髪に触れ,身体を動かすことを拒否し,ベッド角度の調整もできなかった状態から,プレガバリン投与を開始した翌日には坐位を取れるようになった.安静時NRSも急激に低下しておりプレガバリンの鎮痛効果とも考えられるが,プレガバリンの抗不安作用が良い経過をもたらした可能性がある.国際疼痛学会の痛みの定義にあるように,痛みとは不快な情動体験であり,生物学的因子だけでなく心理社会的因子によって影響を受ける.本患児の痛みは不安や抑うつなどの心理社会的因子に修飾されていたと考えられた.本邦では適応外であるが,海外ではプレガバリンは全般性不安障害に対する適応を有する14).とくに不安障害を有する患者に対して,プレガバリンは抗うつ薬よりも速やかに睡眠障害を改善し,抗不安効果の発現も速やかであることが報告されている14).このことから,今回投与したプレガバリンは,本患児に対して痛みの緩和に加えて不安の軽減などの精神心理的側面のサポートに有用であった可能性がある.しかし,抗不安効果を期待するためには抗不安薬の選択を優先すべきであったかもしれず,今後の同様の症例に対する治療の課題と考えられた.また患児への術後回診や看護師の夜間回診を通常よりも回数を増やし,心理的サポートを試みたがそれだけでは不十分であった.小児病院ではない一般病院における患児への心理的サポート体制の構築も今後の課題である.

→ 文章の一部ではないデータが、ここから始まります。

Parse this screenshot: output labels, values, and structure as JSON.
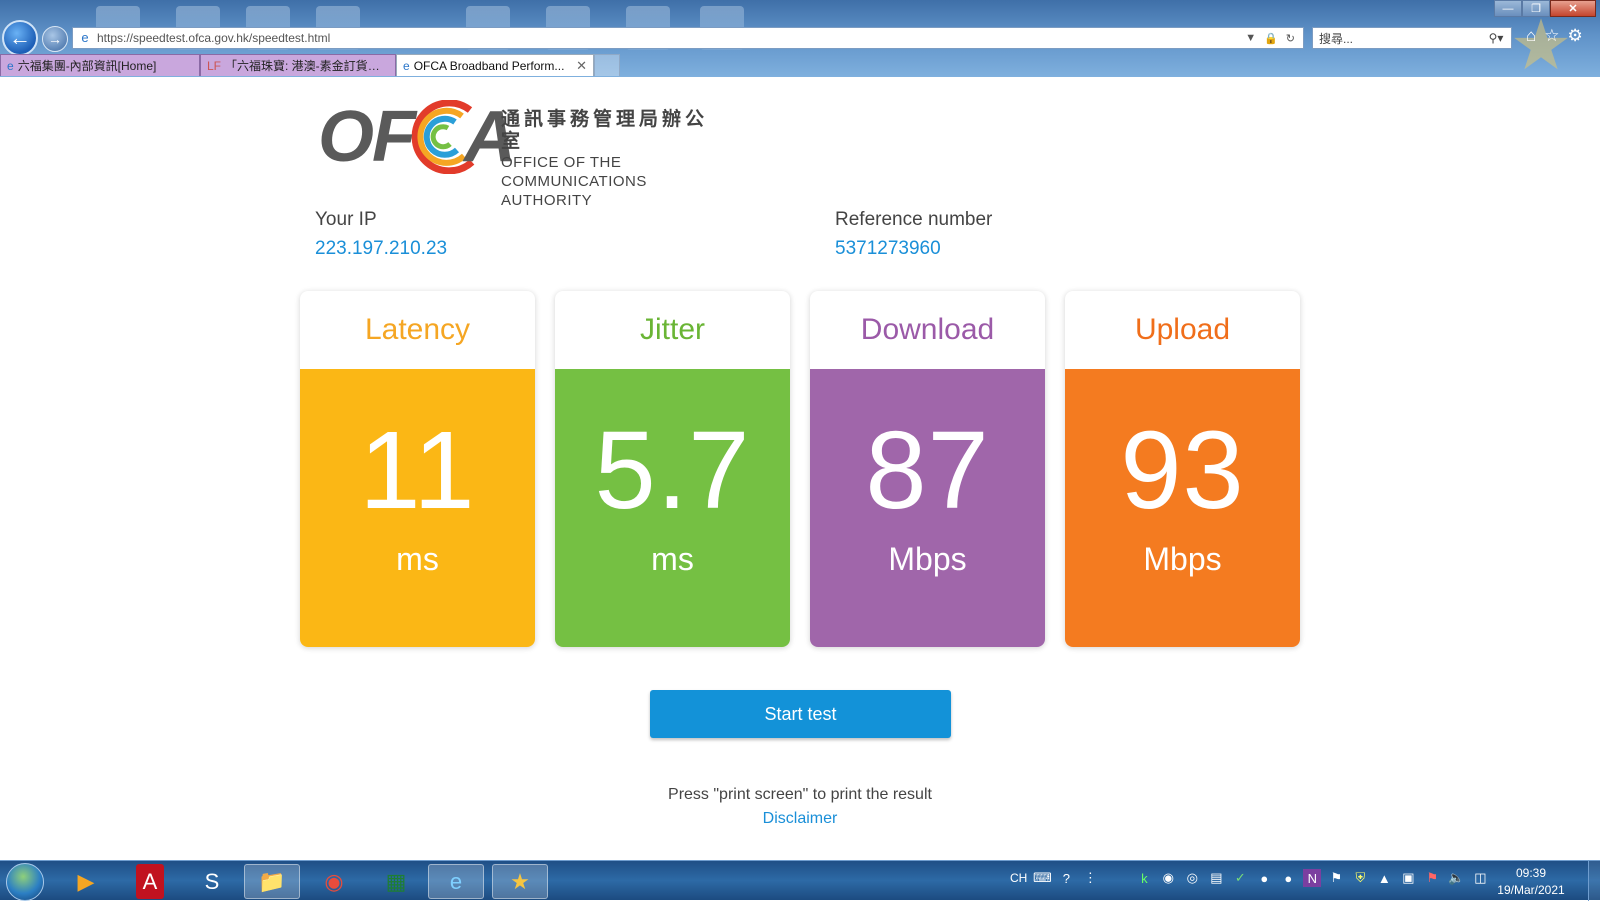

右腋窩部のしびれと痛みは体位による末梢神経障害の可能性があり自然に軽快した可能性も考えられるが,プレガバリン内服後8日目にしびれが軽快している.プレガバリン本来の鎮痛効果とも考えられ,脊柱側弯症矯正手術の術後痛に有効であった.
本論文の要旨は,日本ペインクリニック学会第54回大会(2020年11月,Web開催)において発表した.